Auf der Anhöhe, wo Friedmann die Bewaffneten und seinen Diener Stephan zurückgelassen hatte, stand dieser schon seit geraumer Zeit und sandte ungeduldige, erwartungsvolle Blicke hinab in's Thal. Seine Gesellschaft hatte sich sehr vermehrt. Wohl an hundert wohlgerüstete Männer von kriegerischem Ansehn waren am Boden gelagert. Mehr als die Hälfte von ihnen hatten ihre Pferde neben sich, deren Zaum sie in der Hand hielten. Die übrigen waren ihrer Bewaffnung nach Bogenschützen. Ein Jüngling von höchstens zwanzig Jahren schien ihr Anführer. Er war fein und schlank gebaut, sein Antlitz war frei und offen, sein Gang schwebend und sein ganzes Wesen von einer Heiterkeit beseelt, die gewöhnlich nur dem jugendlichen Alter angehört. Sein sorgfältig angeordneter und reich mit Silber geschmückter Anzug bewies, daß er von einiger Eitelkeit nicht ganz frei sei und sich dabei in einem Glückszustande befinde, der ihn in der Befriedigung solcher Liebhabereien nicht beschränkte. Er stand keinen Augenblick ruhig. Bald war er bei diesem Haufen der lagernden Kriegsmänner, bald bei jenem, und scherzte und lachte mit ihnen. Die hohe Reiherfeder auf seinem Barett tanzte immer in den Lüften, seine Glieder waren in steter Beweglichkeit, aber Alles geschah mit einer Anmuth, die nur Folge eines frühen Umgangs mit höhern Ständen sein konnte.

Jetzt meldete Stephan die Erscheinung seines Herrn an. Der fröhliche Jüngling sprang an den Rand der Anhöhe und sah nun selbst den Ritter von Sonnenberg, dessen mächtiges Streitroß mit großen, weitgreifenden Schritten den steilen Bergpfad hinanklimmte. Der Ritter schien in tiefe Gedanken verloren. Er überließ es dem Instinkte seines Pferdes, ihn den beschwerlichen Weg hinaufzutragen, ohne daß er das Thier ermuntert und angetrieben hätte. Er sah einigemal in das unten liegende Thal zurück, sonst waren seine Blicke niedergeschlagen und keiner von ihnen flog nach der Anhöhe hinauf. Als er beinahe oben war, erweckte ihn eine bekannte Stimme aus seinen Träumereien.
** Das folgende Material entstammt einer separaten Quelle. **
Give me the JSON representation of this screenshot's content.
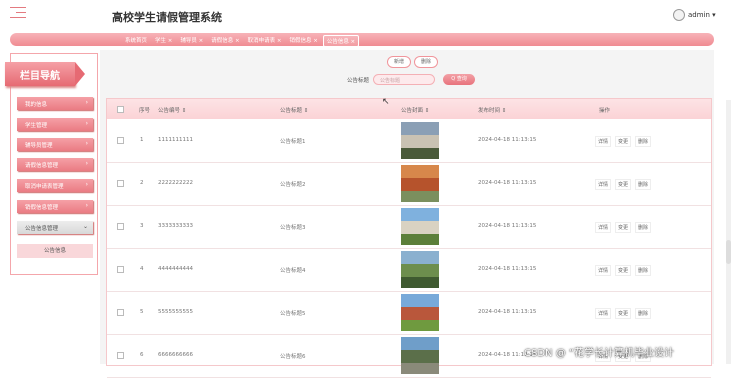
{
  "header": {
    "title": "高校学生请假管理系统",
    "user": "admin ▾"
  },
  "tabs": [
    "系统首页",
    "学生 ×",
    "辅导员 ×",
    "请假信息 ×",
    "取消申请表 ×",
    "销假信息 ×",
    "公告信息 ×"
  ],
  "sidebar": {
    "heading": "栏目导航",
    "items": [
      "我的信息",
      "学生管理",
      "辅导员管理",
      "请假信息管理",
      "取消申请表管理",
      "销假信息管理",
      "公告信息管理"
    ],
    "sub_item": "公告信息"
  },
  "toolbar": {
    "add": "新增",
    "delete": "删除"
  },
  "search": {
    "label": "公告标题",
    "placeholder": "公告标题",
    "button": "Q 查询"
  },
  "table": {
    "columns": [
      "序号",
      "公告编号 ⇕",
      "公告标题 ⇕",
      "公告封面 ⇕",
      "发布时间 ⇕",
      "操作"
    ],
    "rows": [
      {
        "index": "1",
        "code": "1111111111",
        "title": "公告标题1",
        "time": "2024-04-18 11:13:15"
      },
      {
        "index": "2",
        "code": "2222222222",
        "title": "公告标题2",
        "time": "2024-04-18 11:13:15"
      },
      {
        "index": "3",
        "code": "3333333333",
        "title": "公告标题3",
        "time": "2024-04-18 11:13:15"
      },
      {
        "index": "4",
        "code": "4444444444",
        "title": "公告标题4",
        "time": "2024-04-18 11:13:15"
      },
      {
        "index": "5",
        "code": "5555555555",
        "title": "公告标题5",
        "time": "2024-04-18 11:13:15"
      },
      {
        "index": "6",
        "code": "6666666666",
        "title": "公告标题6",
        "time": "2024-04-18 11:13:15"
      }
    ],
    "actions": [
      "详情",
      "变更",
      "删除"
    ]
  },
  "watermark": "CSDN @ “花学长计算机毕业设计",
  "colors": {
    "accent": "#f08b92",
    "accent_dark": "#e66a73",
    "pale": "#fde3e5"
  }
}
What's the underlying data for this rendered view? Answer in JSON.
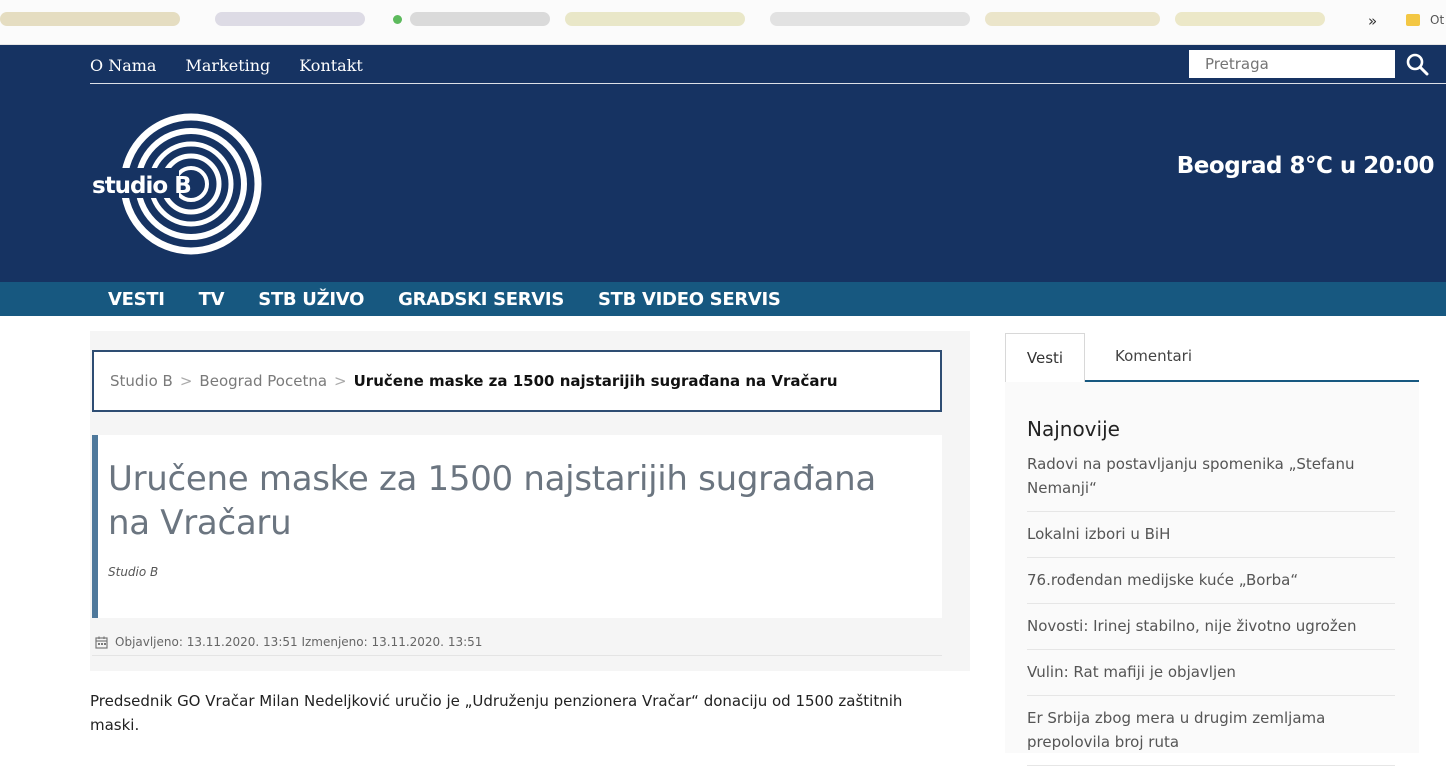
{
  "browser": {
    "bookmarks_more": "»",
    "bookmarks_folder": "Ot"
  },
  "header": {
    "top_links": [
      "O Nama",
      "Marketing",
      "Kontakt"
    ],
    "search": {
      "placeholder": "Pretraga"
    },
    "logo_text": "studio B",
    "weather": "Beograd 8°C u 20:00",
    "brand_color": "#163362"
  },
  "main_nav": {
    "items": [
      "VESTI",
      "TV",
      "STB UŽIVO",
      "GRADSKI SERVIS",
      "STB VIDEO SERVIS"
    ],
    "color": "#175880"
  },
  "breadcrumb": {
    "items": [
      "Studio B",
      "Beograd Pocetna"
    ],
    "separator": ">",
    "current": "Uručene maske za 1500 najstarijih sugrađana na Vračaru"
  },
  "article": {
    "title": "Uručene maske za 1500 najstarijih sugrađana na Vračaru",
    "author": "Studio B",
    "meta": "Objavljeno: 13.11.2020. 13:51 Izmenjeno: 13.11.2020. 13:51",
    "body": "Predsednik GO Vračar Milan Nedeljković uručio je „Udruženju penzionera Vračar“ donaciju od 1500 zaštitnih maski."
  },
  "sidebar": {
    "tabs": [
      "Vesti",
      "Komentari"
    ],
    "active_tab": "Vesti",
    "heading": "Najnovije",
    "items": [
      "Radovi na postavljanju spomenika „Stefanu Nemanji“",
      "Lokalni izbori u BiH",
      "76.rođendan medijske kuće „Borba“",
      "Novosti: Irinej stabilno, nije životno ugrožen",
      "Vulin: Rat mafiji je objavljen",
      "Er Srbija zbog mera u drugim zemljama prepolovila broj ruta"
    ]
  }
}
»Frisch auf, Ritter von Sonnenberg!« rief diese. »Ich bin gekommen, Euch zu einem lustigen Jägerstückchen abzurufen. Ihr seid ja ein Freund der Jagd von jeher gewesen, und je edler das Wild, desto fröhlicher die Jagd.«

»Oettingen, Ihr?« sagte mit Erstaunen Friedmann. Er sprang von seinem Pferde und blickte mit noch größerer Verwunderung auf die beträchtliche Anzahl Kriegsmänner, die sich hier gelagert hatten, aber bei seiner Ankunft aufgestanden waren, um ihn mit kriegerischen Ehrenbezeigungen zu begrüßen. »Und in so zahlreicher Begleitung? Sprecht, was hat den zierlichen Edeljunker bewegen können, die Nähe der kaiserlichen Person zu verlassen, wo in Banketten und Festspielen seine Freuden blühen?«

»Adolph's Wille und mein eigener Wunsch!« versetzte leichthin der junge Graf von Oettingen. »Ihr habt ganz recht, wenn Ihr meint, daß ich ein Freund vom Tanze und von anderen geselligen Vergnügungen bin, aber die Oettingen haben auch von jeher ernstlichere Spiele geliebt, bei denen es Blut und Wunden absetzt und auch der Tod nichts seltenes ist. Ich will nun ein solches Spiel auch einmal mitmachen, unter Euern Augen und Euerer Anführung, mein edler Herr von Sonnenberg, und ich bitte Euch, mir deshalb ein Gehör unter vier Augen zu gönnen, damit ich den Auftrag unseres Kaisers und Herrn an Euch zu Eurer Kenntniß bringe.«

Friedmann ging sogleich mit dem jungen Grafen zur Seite. Sie suchten und fanden bald eine einsame Stelle, wo sie von dem Kriegsvolke nicht gesehen und gehört werden konnten.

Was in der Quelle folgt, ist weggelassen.